Aubrey Jaffer wrote:
> No, it won't.  Modern CPUs are almost always (I/O-bound or) limited by
> their memory bandwidth through the cache.  If you double or quadruple
> the data movement necessary, you will execute at half or quarter the
> speed.

That depends on your data access patterns and cache sizes. If your
working set still fits in L1 cache after aligning the data, you get
better performance, and some of the big servers on the market now have
huge amounts of L1 cache. In some architectures, byte-aligned access may
even be more expensive than L2 cache.

However, still a good practical argument against word-aligning byte
arrays. Text strings are the main application for byte arrays. If you're
worried about the performance of byte strings, and you have a big
enough, fast enough cache, you could word-align the characters. But why
do that when you could use a text encoding /designed/ for word
alignment?

For an extreme example, it makes no sense at all to word-align UTF-8
text; UTF-32 is simpler and more compact. The only reason to use UTF-8
at all is to conserve space. Likewise, it makes little sense to word-
align the Asian "shift" encodings like the EUC character sets. Again,
UTF-32 is simpler and more compact, and it's also more general. In
general, word alignment doesn't make sense for "multibyte" character
sets. If you're going to spend whole words per text element, you should
use an encoding that doesn't waste most of the bits.
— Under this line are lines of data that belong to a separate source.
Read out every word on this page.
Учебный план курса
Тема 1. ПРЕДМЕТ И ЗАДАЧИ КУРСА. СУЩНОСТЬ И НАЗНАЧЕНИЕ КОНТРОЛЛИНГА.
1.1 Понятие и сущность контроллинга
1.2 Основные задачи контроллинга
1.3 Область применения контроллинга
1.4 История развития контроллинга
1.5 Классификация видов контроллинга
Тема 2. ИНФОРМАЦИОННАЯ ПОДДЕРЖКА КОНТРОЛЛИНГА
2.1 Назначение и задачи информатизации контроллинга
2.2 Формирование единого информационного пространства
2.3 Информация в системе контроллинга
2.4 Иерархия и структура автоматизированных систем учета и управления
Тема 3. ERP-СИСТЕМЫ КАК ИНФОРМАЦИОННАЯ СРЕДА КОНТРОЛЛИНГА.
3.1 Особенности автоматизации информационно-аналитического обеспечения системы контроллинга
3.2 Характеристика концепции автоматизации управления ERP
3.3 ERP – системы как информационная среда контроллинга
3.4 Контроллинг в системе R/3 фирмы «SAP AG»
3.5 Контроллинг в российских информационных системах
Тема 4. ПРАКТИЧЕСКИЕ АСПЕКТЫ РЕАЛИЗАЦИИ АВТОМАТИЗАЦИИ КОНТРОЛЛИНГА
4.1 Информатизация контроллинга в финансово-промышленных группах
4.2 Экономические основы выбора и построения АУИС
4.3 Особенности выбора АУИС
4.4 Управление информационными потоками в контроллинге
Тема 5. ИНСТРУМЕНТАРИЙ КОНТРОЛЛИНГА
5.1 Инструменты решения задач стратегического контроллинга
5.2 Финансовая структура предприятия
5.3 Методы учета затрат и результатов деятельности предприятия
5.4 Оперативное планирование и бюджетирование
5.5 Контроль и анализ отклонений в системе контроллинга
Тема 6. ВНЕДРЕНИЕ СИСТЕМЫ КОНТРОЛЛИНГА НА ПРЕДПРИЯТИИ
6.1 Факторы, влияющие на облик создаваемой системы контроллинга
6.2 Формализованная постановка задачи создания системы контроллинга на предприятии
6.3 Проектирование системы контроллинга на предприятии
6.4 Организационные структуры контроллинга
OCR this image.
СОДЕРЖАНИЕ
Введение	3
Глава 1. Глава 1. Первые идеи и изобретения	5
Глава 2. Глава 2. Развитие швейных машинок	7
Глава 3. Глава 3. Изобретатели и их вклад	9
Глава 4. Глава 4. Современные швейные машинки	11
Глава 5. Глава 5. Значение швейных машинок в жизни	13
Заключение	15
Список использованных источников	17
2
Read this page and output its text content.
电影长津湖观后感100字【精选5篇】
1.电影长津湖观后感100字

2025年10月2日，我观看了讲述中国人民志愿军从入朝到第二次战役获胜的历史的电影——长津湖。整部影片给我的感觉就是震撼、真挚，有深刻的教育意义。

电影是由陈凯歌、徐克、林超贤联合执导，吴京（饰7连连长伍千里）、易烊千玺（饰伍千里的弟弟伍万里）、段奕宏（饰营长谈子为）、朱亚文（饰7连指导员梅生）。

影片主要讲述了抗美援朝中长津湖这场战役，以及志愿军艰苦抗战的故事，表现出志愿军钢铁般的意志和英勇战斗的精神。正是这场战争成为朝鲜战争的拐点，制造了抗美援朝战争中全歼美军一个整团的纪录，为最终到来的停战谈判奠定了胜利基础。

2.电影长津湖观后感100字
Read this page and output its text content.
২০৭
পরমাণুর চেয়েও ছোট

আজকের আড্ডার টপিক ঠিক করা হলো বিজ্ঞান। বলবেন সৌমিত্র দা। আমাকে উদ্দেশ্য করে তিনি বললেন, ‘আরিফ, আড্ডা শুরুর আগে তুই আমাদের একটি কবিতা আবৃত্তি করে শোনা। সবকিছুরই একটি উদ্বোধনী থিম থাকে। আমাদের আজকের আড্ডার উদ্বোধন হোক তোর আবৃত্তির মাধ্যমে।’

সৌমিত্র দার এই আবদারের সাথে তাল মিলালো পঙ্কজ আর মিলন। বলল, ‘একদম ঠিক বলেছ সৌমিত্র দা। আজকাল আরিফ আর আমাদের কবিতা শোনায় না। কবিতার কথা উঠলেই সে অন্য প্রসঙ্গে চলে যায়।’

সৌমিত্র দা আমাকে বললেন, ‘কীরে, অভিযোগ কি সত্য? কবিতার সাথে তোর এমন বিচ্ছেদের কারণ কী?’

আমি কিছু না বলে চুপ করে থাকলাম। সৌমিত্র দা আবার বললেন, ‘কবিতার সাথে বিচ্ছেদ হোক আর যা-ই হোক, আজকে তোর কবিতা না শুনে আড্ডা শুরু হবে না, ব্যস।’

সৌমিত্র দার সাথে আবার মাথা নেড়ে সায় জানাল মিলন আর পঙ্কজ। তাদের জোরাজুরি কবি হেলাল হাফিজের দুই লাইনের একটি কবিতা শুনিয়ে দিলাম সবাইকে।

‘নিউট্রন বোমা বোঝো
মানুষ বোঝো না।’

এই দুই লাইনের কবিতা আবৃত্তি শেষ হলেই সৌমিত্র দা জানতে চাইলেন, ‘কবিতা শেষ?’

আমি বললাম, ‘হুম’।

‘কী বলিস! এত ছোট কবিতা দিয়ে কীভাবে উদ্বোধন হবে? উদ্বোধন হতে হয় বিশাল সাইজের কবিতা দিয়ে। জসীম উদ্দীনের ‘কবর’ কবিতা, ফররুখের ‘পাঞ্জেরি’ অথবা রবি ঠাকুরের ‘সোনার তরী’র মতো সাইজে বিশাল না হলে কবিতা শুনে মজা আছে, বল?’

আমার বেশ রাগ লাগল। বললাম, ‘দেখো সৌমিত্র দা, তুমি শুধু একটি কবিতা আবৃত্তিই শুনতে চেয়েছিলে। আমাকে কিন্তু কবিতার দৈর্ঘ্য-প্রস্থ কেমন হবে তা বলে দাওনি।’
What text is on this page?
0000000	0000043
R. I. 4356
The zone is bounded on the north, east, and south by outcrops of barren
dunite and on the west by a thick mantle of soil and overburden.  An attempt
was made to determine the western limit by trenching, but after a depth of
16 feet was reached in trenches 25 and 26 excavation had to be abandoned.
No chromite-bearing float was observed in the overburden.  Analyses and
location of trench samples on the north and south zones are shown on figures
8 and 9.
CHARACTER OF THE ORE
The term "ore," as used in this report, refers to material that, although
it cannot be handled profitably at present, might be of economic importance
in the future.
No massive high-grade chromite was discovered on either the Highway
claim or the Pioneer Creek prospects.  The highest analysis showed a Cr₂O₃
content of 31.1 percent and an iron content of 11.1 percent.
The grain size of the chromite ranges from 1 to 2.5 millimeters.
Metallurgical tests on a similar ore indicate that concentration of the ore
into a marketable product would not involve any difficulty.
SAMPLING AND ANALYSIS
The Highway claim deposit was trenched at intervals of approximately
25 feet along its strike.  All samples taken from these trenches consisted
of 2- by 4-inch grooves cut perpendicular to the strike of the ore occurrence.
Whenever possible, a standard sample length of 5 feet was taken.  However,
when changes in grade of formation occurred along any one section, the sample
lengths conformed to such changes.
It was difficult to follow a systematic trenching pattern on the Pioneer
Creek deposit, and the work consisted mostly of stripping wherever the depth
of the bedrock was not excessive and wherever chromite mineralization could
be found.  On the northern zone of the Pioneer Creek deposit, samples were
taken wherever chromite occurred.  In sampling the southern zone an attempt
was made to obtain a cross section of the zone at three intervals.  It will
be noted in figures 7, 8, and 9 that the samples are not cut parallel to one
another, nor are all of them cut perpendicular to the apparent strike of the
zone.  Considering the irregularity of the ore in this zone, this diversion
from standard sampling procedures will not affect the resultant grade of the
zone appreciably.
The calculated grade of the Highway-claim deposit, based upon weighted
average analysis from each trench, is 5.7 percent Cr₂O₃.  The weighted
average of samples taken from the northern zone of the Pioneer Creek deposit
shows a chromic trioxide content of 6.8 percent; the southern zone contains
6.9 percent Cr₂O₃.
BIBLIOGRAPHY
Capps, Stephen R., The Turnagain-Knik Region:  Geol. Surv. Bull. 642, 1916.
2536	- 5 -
That's somewhat less true for single-byte encodings like ASCII and the
ISO 8859 "Latin" series. If you really only need 256 characters, full
Unicode support brings in some baggage that you may not want. I can
imagine applications that do better with word-aligned ASCII than with
UTF-32, but I expect that such applications are very rare, and therefore
not a good reason to word-align byte arrays in general.